Premiers donateurs dans le domaine de la gouvernance, de la justice et de l’Etat de droit, les Etats membres de l’UE ont poursuivi en 2015 la mise en œuvre de leur programme d’appui à la réforme de la justice (PARJ) pour un budget de 25 millions d’euros. L’objectif de ce programme ambitieux est le renforcement consiste en un appui à la transition démocratique à travers notamment l’engagement de réformes conformes aux standards européens et internationaux.
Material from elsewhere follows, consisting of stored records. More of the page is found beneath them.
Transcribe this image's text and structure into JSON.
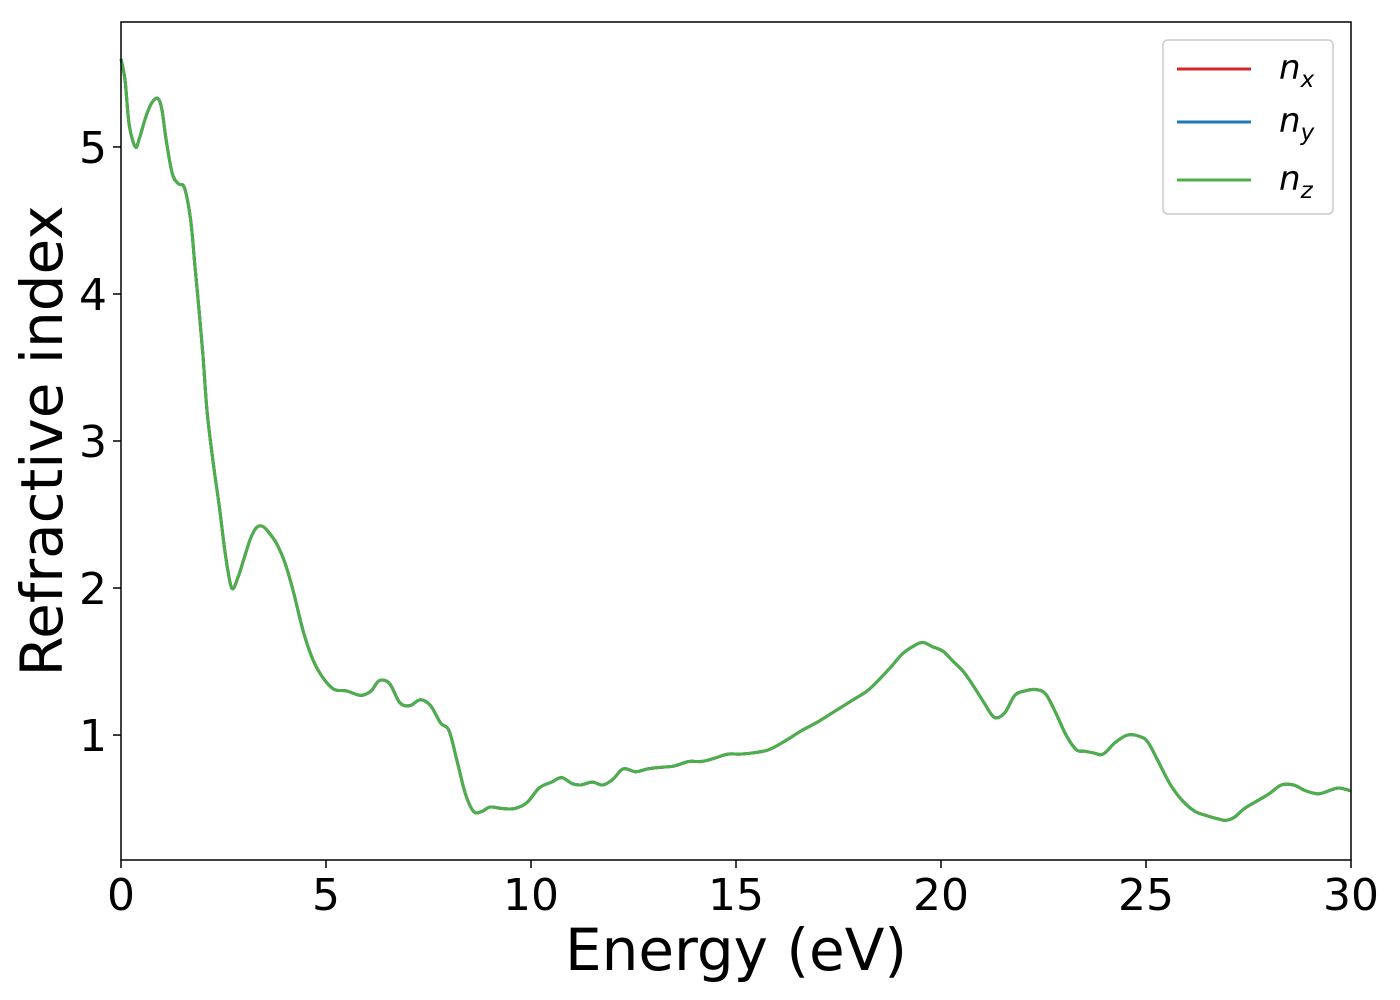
{
  "chart_data": {
    "type": "line",
    "xlabel": "Energy (eV)",
    "ylabel": "Refractive index",
    "xlim": [
      0,
      30
    ],
    "ylim": [
      0.15,
      5.85
    ],
    "x_ticks": [
      "0",
      "5",
      "10",
      "15",
      "20",
      "25",
      "30"
    ],
    "y_ticks": [
      "1",
      "2",
      "3",
      "4",
      "5"
    ],
    "x_tick_values": [
      0,
      5,
      10,
      15,
      20,
      25,
      30
    ],
    "y_tick_values": [
      1,
      2,
      3,
      4,
      5
    ],
    "grid": false,
    "legend_position": "top-right",
    "series": [
      {
        "name": "n",
        "subscript": "x",
        "color": "#d62728"
      },
      {
        "name": "n",
        "subscript": "y",
        "color": "#1f77b4"
      },
      {
        "name": "n",
        "subscript": "z",
        "color": "#4daf4a"
      }
    ],
    "x": [
      0.0,
      0.1,
      0.2,
      0.35,
      0.45,
      0.6,
      0.75,
      0.9,
      1.0,
      1.1,
      1.25,
      1.4,
      1.55,
      1.7,
      1.8,
      1.9,
      2.0,
      2.1,
      2.25,
      2.4,
      2.55,
      2.7,
      2.85,
      3.0,
      3.15,
      3.3,
      3.45,
      3.6,
      3.8,
      4.0,
      4.2,
      4.45,
      4.7,
      4.95,
      5.2,
      5.5,
      5.85,
      6.1,
      6.3,
      6.55,
      6.8,
      7.05,
      7.3,
      7.55,
      7.8,
      8.0,
      8.2,
      8.4,
      8.6,
      8.8,
      9.0,
      9.3,
      9.6,
      9.9,
      10.2,
      10.5,
      10.75,
      11.0,
      11.2,
      11.5,
      11.75,
      12.0,
      12.25,
      12.55,
      12.85,
      13.15,
      13.5,
      13.85,
      14.15,
      14.45,
      14.8,
      15.1,
      15.45,
      15.8,
      16.2,
      16.6,
      17.0,
      17.4,
      17.8,
      18.2,
      18.5,
      18.8,
      19.05,
      19.3,
      19.55,
      19.8,
      20.05,
      20.3,
      20.55,
      20.8,
      21.05,
      21.3,
      21.55,
      21.8,
      22.05,
      22.3,
      22.55,
      22.8,
      23.05,
      23.3,
      23.5,
      23.7,
      23.95,
      24.25,
      24.55,
      24.85,
      25.05,
      25.3,
      25.6,
      25.9,
      26.2,
      26.5,
      26.75,
      26.95,
      27.15,
      27.4,
      27.7,
      28.0,
      28.3,
      28.6,
      28.9,
      29.2,
      29.45,
      29.7,
      30.0
    ],
    "y": [
      5.6,
      5.45,
      5.15,
      5.0,
      5.06,
      5.2,
      5.3,
      5.33,
      5.25,
      5.05,
      4.82,
      4.75,
      4.72,
      4.5,
      4.2,
      3.9,
      3.58,
      3.2,
      2.85,
      2.55,
      2.22,
      2.0,
      2.07,
      2.2,
      2.33,
      2.41,
      2.42,
      2.38,
      2.3,
      2.17,
      1.98,
      1.7,
      1.5,
      1.38,
      1.31,
      1.3,
      1.27,
      1.3,
      1.37,
      1.35,
      1.22,
      1.2,
      1.24,
      1.2,
      1.08,
      1.03,
      0.82,
      0.6,
      0.48,
      0.48,
      0.51,
      0.5,
      0.5,
      0.54,
      0.64,
      0.68,
      0.71,
      0.67,
      0.66,
      0.68,
      0.66,
      0.7,
      0.77,
      0.75,
      0.77,
      0.78,
      0.79,
      0.82,
      0.82,
      0.84,
      0.87,
      0.87,
      0.88,
      0.9,
      0.96,
      1.03,
      1.09,
      1.16,
      1.23,
      1.3,
      1.38,
      1.47,
      1.55,
      1.6,
      1.63,
      1.6,
      1.57,
      1.5,
      1.43,
      1.33,
      1.22,
      1.12,
      1.15,
      1.27,
      1.3,
      1.31,
      1.28,
      1.15,
      1.0,
      0.9,
      0.89,
      0.88,
      0.87,
      0.95,
      1.0,
      0.99,
      0.95,
      0.82,
      0.66,
      0.55,
      0.48,
      0.45,
      0.43,
      0.42,
      0.44,
      0.5,
      0.55,
      0.6,
      0.66,
      0.66,
      0.62,
      0.6,
      0.62,
      0.64,
      0.62
    ]
  }
}
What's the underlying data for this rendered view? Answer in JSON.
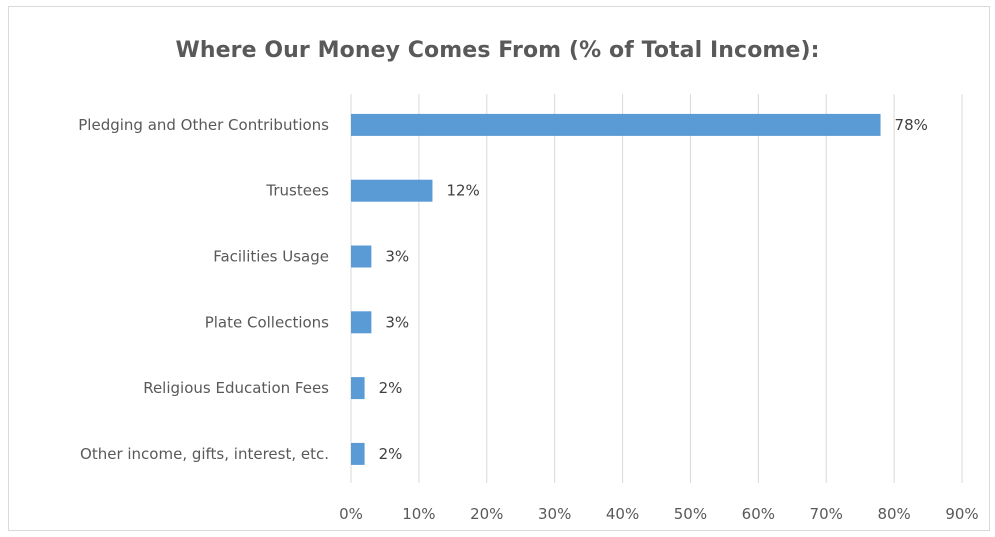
{
  "chart_data": {
    "type": "bar",
    "orientation": "horizontal",
    "title": "Where Our Money Comes From (% of Total Income):",
    "categories": [
      "Pledging and Other Contributions",
      "Trustees",
      "Facilities Usage",
      "Plate Collections",
      "Religious Education Fees",
      "Other income, gifts, interest, etc."
    ],
    "values": [
      78,
      12,
      3,
      3,
      2,
      2
    ],
    "data_labels": [
      "78%",
      "12%",
      "3%",
      "3%",
      "2%",
      "2%"
    ],
    "x_ticks": [
      "0%",
      "10%",
      "20%",
      "30%",
      "40%",
      "50%",
      "60%",
      "70%",
      "80%",
      "90%"
    ],
    "xlim": [
      0,
      90
    ],
    "grid": "vertical",
    "legend": "none",
    "bar_color": "#5b9bd5",
    "grid_color": "#d9d9d9"
  }
}
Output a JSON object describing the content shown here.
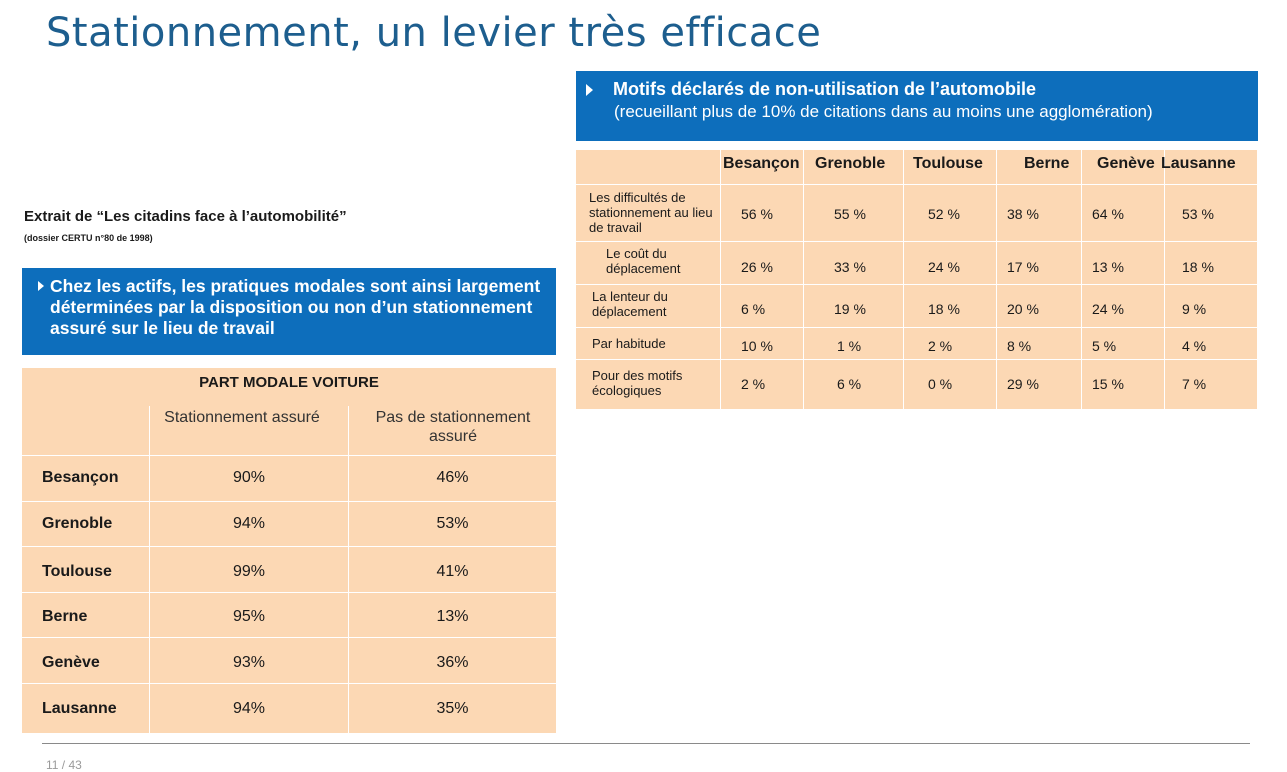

Pour le président de l’Instance nationale de lutte contre la corruption, Chawki Tabib, le bilan de la coopération Tunisie-UE dans le domaine de la justice est « aujourd’hui globalement positif ». Constat non corroboré cependant par certains participants à ce panel qui ont, entre autres, critiqué le manque de soutien de l’UE à d’autres instances indépendantes qu’elles soient provisoires ou permanentes.
Une militarisation controversée
Concernant le volet sécuritaire, les participants ont souligné que la lutte antiterroriste ne doit en aucun cas servir de prétexte pour restreindre les libertés individuelles et publiques appelant à allier justice, sécurité et lutte antiterroriste dans un Etat respectueux des droits humains. Une affirmation plutôt courageuse en ces temps de climat délétère enclin aux régressions en matière d’universalisme dont le retour massif à la peine de mort.
L’ambassadeur de France à Tunis a enfin rappelé le quadruplement de l’aide militaire accordée par son pays à la Tunisie en vue de « faire face à la nouvelle donne caractérisée notamment par la recrudescence des menaces terroristes et la prolifération des groupes djihadistes ».
L’aide militaire qui était de l’ordre de 2,5 millions d’euros par an a en effet été portée à 10 millions d’euros… Une progression exponentielle de l’exportation du militarisme occidental, critiquée par certains think-tanks américains, notamment Foreign Policy qui titrait récemment : « Tunisia’s Getting More Guns Than Democracy ».